🎯 Why Your Physio Keeps Asking About Your Goal.

2 minutes

You know what one of the most common questions in physiotherapy sounds like?

“My shoulder hurts. What exercise should I do?”

Or:

“My back feels tight. Do you have one exercise for that?”

My answer is almost always the same:

“What’s your goal?”

And surprisingly often, people can’t answer that question.

Some get frustrated.
Some stare at me like I just asked them to solve a math equation.
Some say: “I don’t know. You tell me.”

That’s usually the moment I ask the second question:

“What are you willing to invest?”

And honestly? A lot of conversations quietly die there.
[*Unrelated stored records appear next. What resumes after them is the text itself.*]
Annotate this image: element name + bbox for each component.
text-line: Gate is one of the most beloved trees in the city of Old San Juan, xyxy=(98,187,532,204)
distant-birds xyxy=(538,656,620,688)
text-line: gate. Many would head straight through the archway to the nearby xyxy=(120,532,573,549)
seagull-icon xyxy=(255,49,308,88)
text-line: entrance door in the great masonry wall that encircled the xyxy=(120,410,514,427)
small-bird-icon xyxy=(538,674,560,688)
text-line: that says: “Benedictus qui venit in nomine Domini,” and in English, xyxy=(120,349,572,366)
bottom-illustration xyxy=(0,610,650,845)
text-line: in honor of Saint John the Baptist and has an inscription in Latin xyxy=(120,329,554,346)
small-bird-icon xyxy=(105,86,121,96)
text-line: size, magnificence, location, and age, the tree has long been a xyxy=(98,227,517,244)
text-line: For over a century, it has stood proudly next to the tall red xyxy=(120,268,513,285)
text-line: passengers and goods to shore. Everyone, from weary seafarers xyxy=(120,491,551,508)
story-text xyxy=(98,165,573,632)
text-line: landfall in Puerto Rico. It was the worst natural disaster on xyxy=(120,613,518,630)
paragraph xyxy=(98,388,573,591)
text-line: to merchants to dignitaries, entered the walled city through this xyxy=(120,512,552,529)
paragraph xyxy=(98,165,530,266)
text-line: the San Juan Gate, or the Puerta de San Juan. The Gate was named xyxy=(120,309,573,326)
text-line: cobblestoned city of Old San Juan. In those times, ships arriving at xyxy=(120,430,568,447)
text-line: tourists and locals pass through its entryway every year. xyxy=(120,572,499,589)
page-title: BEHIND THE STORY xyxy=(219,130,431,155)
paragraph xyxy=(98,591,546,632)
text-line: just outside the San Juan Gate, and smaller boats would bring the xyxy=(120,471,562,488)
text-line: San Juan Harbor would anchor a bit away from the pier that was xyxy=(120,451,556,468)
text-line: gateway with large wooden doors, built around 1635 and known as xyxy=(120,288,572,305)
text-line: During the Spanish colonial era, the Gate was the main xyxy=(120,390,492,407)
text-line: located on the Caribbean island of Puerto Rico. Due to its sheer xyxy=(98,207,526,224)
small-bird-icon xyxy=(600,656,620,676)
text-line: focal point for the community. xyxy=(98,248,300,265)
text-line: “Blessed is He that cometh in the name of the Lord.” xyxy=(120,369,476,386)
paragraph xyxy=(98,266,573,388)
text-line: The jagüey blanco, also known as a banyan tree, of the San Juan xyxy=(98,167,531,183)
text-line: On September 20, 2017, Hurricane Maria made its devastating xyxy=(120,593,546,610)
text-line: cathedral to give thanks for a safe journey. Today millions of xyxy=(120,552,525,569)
Because people want a magical fix:
One exercise.
No context.
No testing.
No effort.
No long-term plan.

That’s not how physical therapy works.

A few years ago, I walked into a travel agency because I wanted to book a vacation.

The problem?

I had absolutely no clue where I wanted to go.
I didn’t know my budget.
I didn’t know how long I wanted to stay.

All I knew was: “I want to learn how to surf.”

That was basically the same amount of information many patients give me when they ask for exercises on the fly.

The travel agent tried to help. She suggested a few places, gave me catalogs, asked me questions.

I never booked the vacation.

And no, I wasn’t mad at her.

Because the problem wasn’t the travel agent.
The problem was that I had no destination.

How could she guide me somewhere if I didn’t even know where I wanted to go?

That’s exactly what happens in rehab.

People search for exercises before they even know what they actually want:

  • less pain?
  • more strength?
  • returning to sport?
  • surviving work without exhaustion?
  • confidence in movement again?

Those are completely different goals.
Which means they require completely different approaches.

And that’s why physiotherapy should never be reduced to:
“Here, do these 3 exercises.”

Because exercises without context are just random movements.


You can’t outsource clarity.

Your physio, trainer or doctor can guide you. But they can’t choose your goals for you.

And honestly, that’s where many people get stuck. They search for answers before they’ve even figured out the question.

🎯 Try This:

Before asking:

“What exercise should I do?”

Ask yourself:

  • What do I actually want back?
  • What am I currently unable to do?
  • What would “successful recovery” even look like for me?
  • What am I realistically willing to invest?

Because “less pain” is not a plan.

It’s a wish.

🧠 Final Thought:

A good exercise program is not built around random symptoms. It’s built around a destination.


Keep it simple, stay curious, and keep learning—you’ve got this.